それだけの力を持って戻ってきた。カナンラダ大陸に。
裏切り者のダァバ。
『先の攻撃は挨拶代わりだったのだろう。喧嘩を売りに来た、というところか』
あの爆裂の魔法を湖に投げ込みレジッサを挑発したというのか。
信じがたいし、確かに度し難い。
『私の水撃が空まで届くことは奴も想定外だったのだろう。いっとき、慌てた様で退いたのだが』
――凍らぬ湖ヌカサジュからも、天に届くような水柱が立ち上がって。
サジュに来る途中、人間に追われて逃げて来たフノゥセがそう言っていた。
西の空から巨大な魔物が迫って、町に火の手が上がり、湖から水柱が。
今ならその話が理解できる。
『それでもまた戻ったのだ。

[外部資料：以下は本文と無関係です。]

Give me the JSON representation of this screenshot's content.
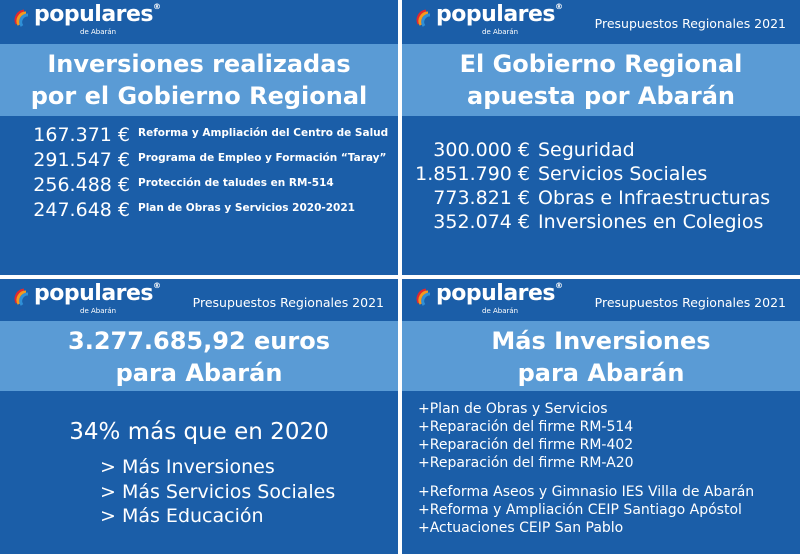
{
  "logo": {
    "word": "populares",
    "reg": "®",
    "sub": "de Abarán"
  },
  "panels": {
    "p1": {
      "title": [
        "Inversiones realizadas",
        "por el Gobierno Regional"
      ],
      "rows": [
        {
          "amount": "167.371 €",
          "label": "Reforma y Ampliación del Centro de Salud"
        },
        {
          "amount": "291.547 €",
          "label": "Programa de Empleo y Formación “Taray”"
        },
        {
          "amount": "256.488 €",
          "label": "Protección de taludes en RM-514"
        },
        {
          "amount": "247.648 €",
          "label": "Plan de Obras y Servicios 2020-2021"
        }
      ]
    },
    "p2": {
      "tag": "Presupuestos Regionales 2021",
      "title": [
        "El Gobierno Regional",
        "apuesta por Abarán"
      ],
      "rows": [
        {
          "amount": "300.000 €",
          "label": "Seguridad"
        },
        {
          "amount": "1.851.790 €",
          "label": "Servicios Sociales"
        },
        {
          "amount": "773.821 €",
          "label": "Obras e Infraestructuras"
        },
        {
          "amount": "352.074 €",
          "label": "Inversiones en Colegios"
        }
      ]
    },
    "p3": {
      "tag": "Presupuestos Regionales 2021",
      "title": [
        "3.277.685,92 euros",
        "para Abarán"
      ],
      "percent": "34% más que en 2020",
      "bullets": [
        "> Más Inversiones",
        "> Más Servicios Sociales",
        "> Más Educación"
      ]
    },
    "p4": {
      "tag": "Presupuestos Regionales 2021",
      "title": [
        "Más Inversiones",
        "para Abarán"
      ],
      "group1": [
        "+Plan de Obras y Servicios",
        "+Reparación del firme RM-514",
        "+Reparación del firme RM-402",
        "+Reparación del firme RM-A20"
      ],
      "group2": [
        "+Reforma Aseos y Gimnasio IES Villa de Abarán",
        "+Reforma y Ampliación CEIP Santiago Apóstol",
        "+Actuaciones CEIP San Pablo"
      ]
    }
  },
  "colors": {
    "panel": "#1b5ea8",
    "band": "#5a9bd5",
    "gutter": "#ffffff"
  }
}
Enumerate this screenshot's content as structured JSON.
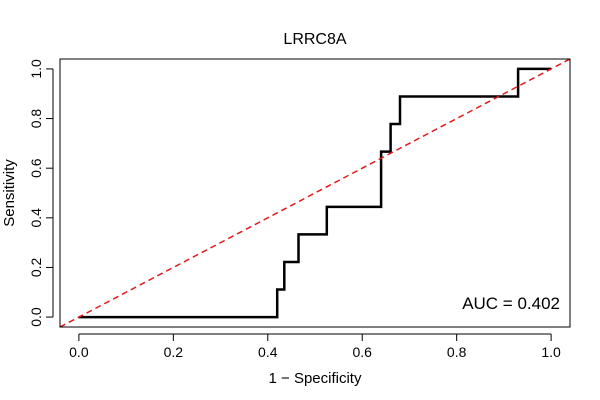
{
  "chart_data": {
    "type": "line",
    "title": "LRRC8A",
    "xlabel": "1 − Specificity",
    "ylabel": "Sensitivity",
    "xlim": [
      -0.04,
      1.04
    ],
    "ylim": [
      -0.04,
      1.04
    ],
    "x_ticks": [
      0.0,
      0.2,
      0.4,
      0.6,
      0.8,
      1.0
    ],
    "y_ticks": [
      0.0,
      0.2,
      0.4,
      0.6,
      0.8,
      1.0
    ],
    "x_tick_labels": [
      "0.0",
      "0.2",
      "0.4",
      "0.6",
      "0.8",
      "1.0"
    ],
    "y_tick_labels": [
      "0.0",
      "0.2",
      "0.4",
      "0.6",
      "0.8",
      "1.0"
    ],
    "grid": false,
    "annotation": "AUC = 0.402",
    "series": [
      {
        "kind": "roc-step",
        "color": "#000000",
        "x": [
          0.0,
          0.42,
          0.42,
          0.435,
          0.435,
          0.465,
          0.465,
          0.525,
          0.525,
          0.64,
          0.64,
          0.645,
          0.645,
          0.66,
          0.66,
          0.68,
          0.68,
          0.93,
          0.93,
          1.0
        ],
        "y": [
          0.0,
          0.0,
          0.111,
          0.111,
          0.222,
          0.222,
          0.333,
          0.333,
          0.444,
          0.444,
          0.667,
          0.667,
          0.667,
          0.667,
          0.778,
          0.778,
          0.889,
          0.889,
          1.0,
          1.0
        ]
      },
      {
        "kind": "reference-diagonal",
        "color": "#e31a1c",
        "dashed": true,
        "x": [
          -0.04,
          1.04
        ],
        "y": [
          -0.04,
          1.04
        ]
      }
    ]
  }
}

あの男が勝算なしに来るとは思えぬ』
「確かに、仰る通りです」
レジッサの存在と脅威を知り、尚もサジュに足を踏み入れた。
湖や水辺を避ければ問題ないとも言えるけれど、そんな殊勝な相手ではないとルゥナが頷く。
メメトハはダァバを見ていない。だが、見ていた他の仲間たちも同じ感想のようだ。
「あなたに非礼を詫びに来たということもないでしょう」
『有り得んな』
何がダァバをそのような精神にしてしまったのか。
クジャで寵児として褒め称えられた幼少期が悪いのだとすれば、その責はメメトハが負おう。

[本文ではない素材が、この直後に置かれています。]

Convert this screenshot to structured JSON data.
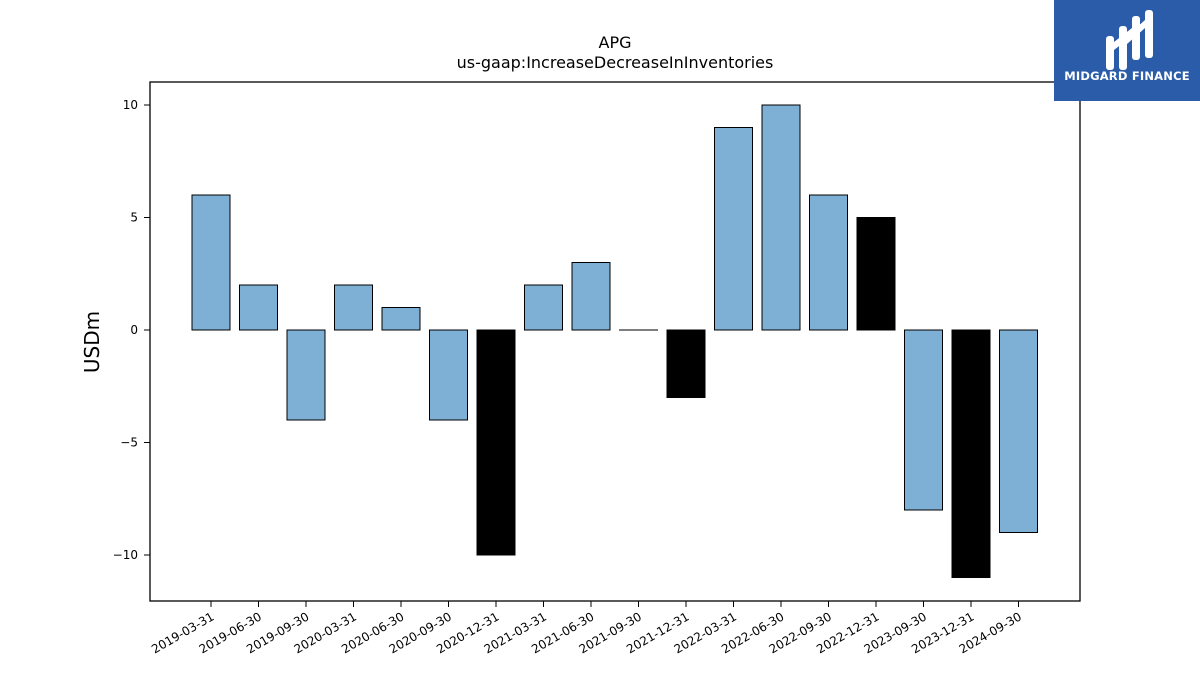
{
  "logo": {
    "text": "MIDGARD FINANCE",
    "bg_color": "#2a5caa"
  },
  "chart_data": {
    "type": "bar",
    "title": "APG",
    "subtitle": "us-gaap:IncreaseDecreaseInInventories",
    "xlabel": "",
    "ylabel": "USDm",
    "ylim": [
      -12,
      11
    ],
    "yticks": [
      10,
      5,
      0,
      -5,
      -10
    ],
    "ytick_labels": [
      "10",
      "5",
      "0",
      "−5",
      "−10"
    ],
    "grid": false,
    "categories": [
      "2019-03-31",
      "2019-06-30",
      "2019-09-30",
      "2020-03-31",
      "2020-06-30",
      "2020-09-30",
      "2020-12-31",
      "2021-03-31",
      "2021-06-30",
      "2021-09-30",
      "2021-12-31",
      "2022-03-31",
      "2022-06-30",
      "2022-09-30",
      "2022-12-31",
      "2023-09-30",
      "2023-12-31",
      "2024-09-30"
    ],
    "values": [
      6,
      2,
      -4,
      2,
      1,
      -4,
      -10,
      2,
      3,
      0,
      -3,
      9,
      10,
      6,
      5,
      -8,
      -11,
      -9
    ],
    "highlight": [
      false,
      false,
      false,
      false,
      false,
      false,
      true,
      false,
      false,
      false,
      true,
      false,
      false,
      false,
      true,
      false,
      true,
      false
    ],
    "colors": {
      "bar": "#7eb0d5",
      "highlight": "#000000",
      "edge": "#000000"
    }
  }
}
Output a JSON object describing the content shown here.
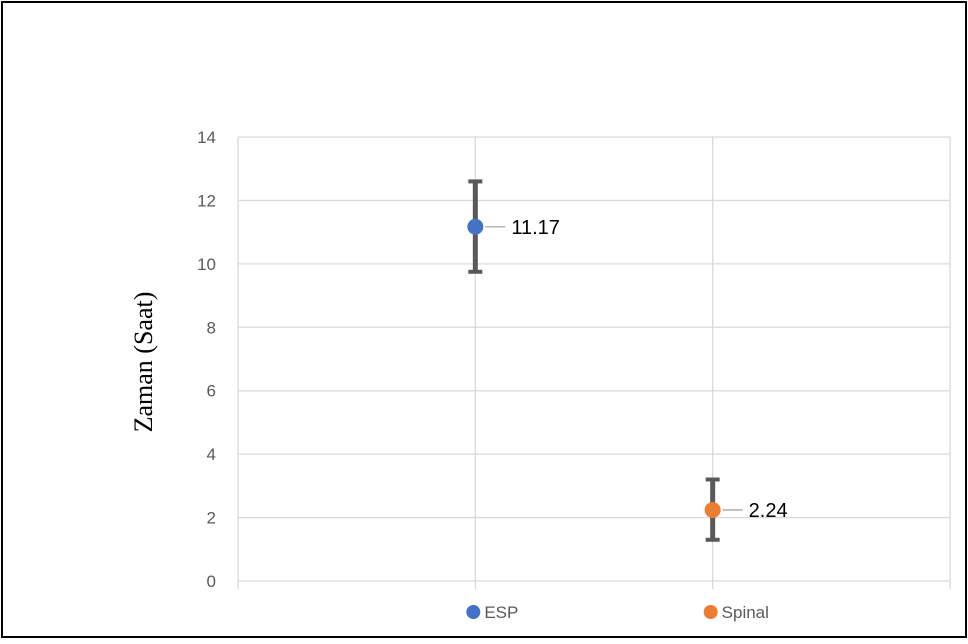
{
  "chart_data": {
    "type": "scatter",
    "title": "",
    "xlabel": "",
    "ylabel": "Zaman (Saat)",
    "ylim": [
      0,
      14
    ],
    "y_ticks": [
      0,
      2,
      4,
      6,
      8,
      10,
      12,
      14
    ],
    "categories": [
      "ESP",
      "Spinal"
    ],
    "grid": true,
    "legend_position": "bottom",
    "series": [
      {
        "name": "ESP",
        "x": 1,
        "y": 11.17,
        "label": "11.17",
        "error_low": 9.75,
        "error_high": 12.6,
        "color": "#4472C4"
      },
      {
        "name": "Spinal",
        "x": 2,
        "y": 2.24,
        "label": "2.24",
        "error_low": 1.3,
        "error_high": 3.2,
        "color": "#ED7D31"
      }
    ],
    "colors": {
      "gridline": "#d9d9d9",
      "error_bar": "#595959",
      "axis_text": "#595959",
      "frame": "#000000"
    }
  }
}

当時はパニケヤやカチナも同じく幼かったはず。既に当事者はほぼこの世にない。
年老いた祖母らに背負わせるくらいなら、メメトハが。
『私に勝つ見込みを持っているのだとすれば、其方らでは敵わぬと思ったのだが』
冷静に見て、言う通り。
地形の問題もある。水辺でこのレジッサを討つことは極めて困難だ。他の千年級の魔物と比べても条件が違う。
ただ力があれば出来るものでもない。
「ダァバは……人間どもの世界で、呪術を修めて来たようですが」
特殊な何かがあるのだとすれば、まず思い浮かぶのはそれだ。
清廊族として生活していた頃にはなかった手管。
「それと、どうやら怨魔石と人間の混じりものを……氷乙女に比肩する者も配下に加えていたようです」
妖奴兵と呼んでいた混じりものの兵士。
蝙蝠のような連中はそこまでではなかったが、ダァバの身辺にいた一体はかなりの強者だったらしい。

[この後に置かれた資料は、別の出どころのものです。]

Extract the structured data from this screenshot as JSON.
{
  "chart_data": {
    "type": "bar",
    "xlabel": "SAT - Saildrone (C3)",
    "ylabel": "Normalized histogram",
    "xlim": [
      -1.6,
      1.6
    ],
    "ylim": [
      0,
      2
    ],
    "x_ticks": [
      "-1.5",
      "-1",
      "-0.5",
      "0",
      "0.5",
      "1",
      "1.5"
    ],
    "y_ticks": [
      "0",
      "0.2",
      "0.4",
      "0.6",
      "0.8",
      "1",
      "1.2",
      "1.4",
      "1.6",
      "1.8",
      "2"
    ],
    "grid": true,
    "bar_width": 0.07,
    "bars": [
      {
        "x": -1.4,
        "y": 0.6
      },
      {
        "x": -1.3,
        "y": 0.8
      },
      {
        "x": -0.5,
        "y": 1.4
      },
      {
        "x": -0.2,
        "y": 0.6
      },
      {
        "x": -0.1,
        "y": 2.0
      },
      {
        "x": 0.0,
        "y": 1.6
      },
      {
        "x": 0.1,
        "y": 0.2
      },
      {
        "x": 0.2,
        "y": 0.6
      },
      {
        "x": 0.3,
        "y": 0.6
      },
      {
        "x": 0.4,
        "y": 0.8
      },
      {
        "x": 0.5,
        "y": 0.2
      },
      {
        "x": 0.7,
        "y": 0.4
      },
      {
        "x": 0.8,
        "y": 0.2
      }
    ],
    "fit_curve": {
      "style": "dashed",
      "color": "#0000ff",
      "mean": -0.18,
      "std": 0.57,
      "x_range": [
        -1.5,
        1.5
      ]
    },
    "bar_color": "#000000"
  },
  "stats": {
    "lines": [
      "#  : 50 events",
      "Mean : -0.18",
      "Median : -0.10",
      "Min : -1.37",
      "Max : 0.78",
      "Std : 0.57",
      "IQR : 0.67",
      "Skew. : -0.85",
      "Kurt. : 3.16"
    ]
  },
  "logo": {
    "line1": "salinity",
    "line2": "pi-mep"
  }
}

『混じりものは……其方らも、いくらかそのような気配もあるが』
「……」
『それはよい。捻じ曲がった意志は感じぬ』
アヴィから連なる濁塑滔と呼ばれる伝説の魔物の力。
口づけで、その恩寵を分け与えられているメメトハたちも、レジッサから見れば清廊族と魔物の混じりものということになるらしい。
歪んだ形で結び付けられているわけではないから、責めることはないと。
「ああ、あれでユキリンが妙な感じだったんね」
ウヤルカが離れた場所にいるユキリンを見ながら、納得したというように頷いた。
飛行船が近づいた際、様子がおかしかったのだとか。
『雪鱗舞は繊細な魔物だ。不自然に歪められた魔物の気配を感じれば平静ではいられぬだろう』
ラッケルタは違うのだろうか。まあ見た目に繊細さは感じない。
『しかし混じりものの一つ二つで勝利を確信したとは思えぬ』
勝率は上がるだろうが、それだけで確信には至らない。
「とすれば、やはり呪術の……そうです、レジッサ」
思い出したようにルゥナが声を上げた。
アヴィを差して、
「ダァバに呪術を受けたのですが、アヴィは……彼女は、その呪術を打ち払いました」
『うむ?』
「何か理由が……これも母さんの? 濁塑滔の加護の力、でしょうか?」
『待て、少し待つのだ。清廊族のルゥナよ』
レジッサとこんな話が出来ると思わなかった。思わぬ機会にルゥナの言葉が逸る。
焦るルゥナの言葉に、レジッサが窘めた。
『呪術を打ち払うと……先触れのことを言っておるのか?』
「先触れ?」
『それにしても奇妙な。清廊族のダァバがいかに人間と共に暮らしたとて呪いを?』
レジッサの方も困惑したように言い淀む。
何か掛け違えている。そんな風に。
「どういう意味、ですか?」
すれ違う会話のどこに問題があるのか、ルゥナだけでなくメメトハにもわからなかったが。
レジッサは、自分でも事実を確認するように一度言葉を呑み込み、それから。
『清廊族は呪いを扱えぬ』
当たり前のことを言うように断言した。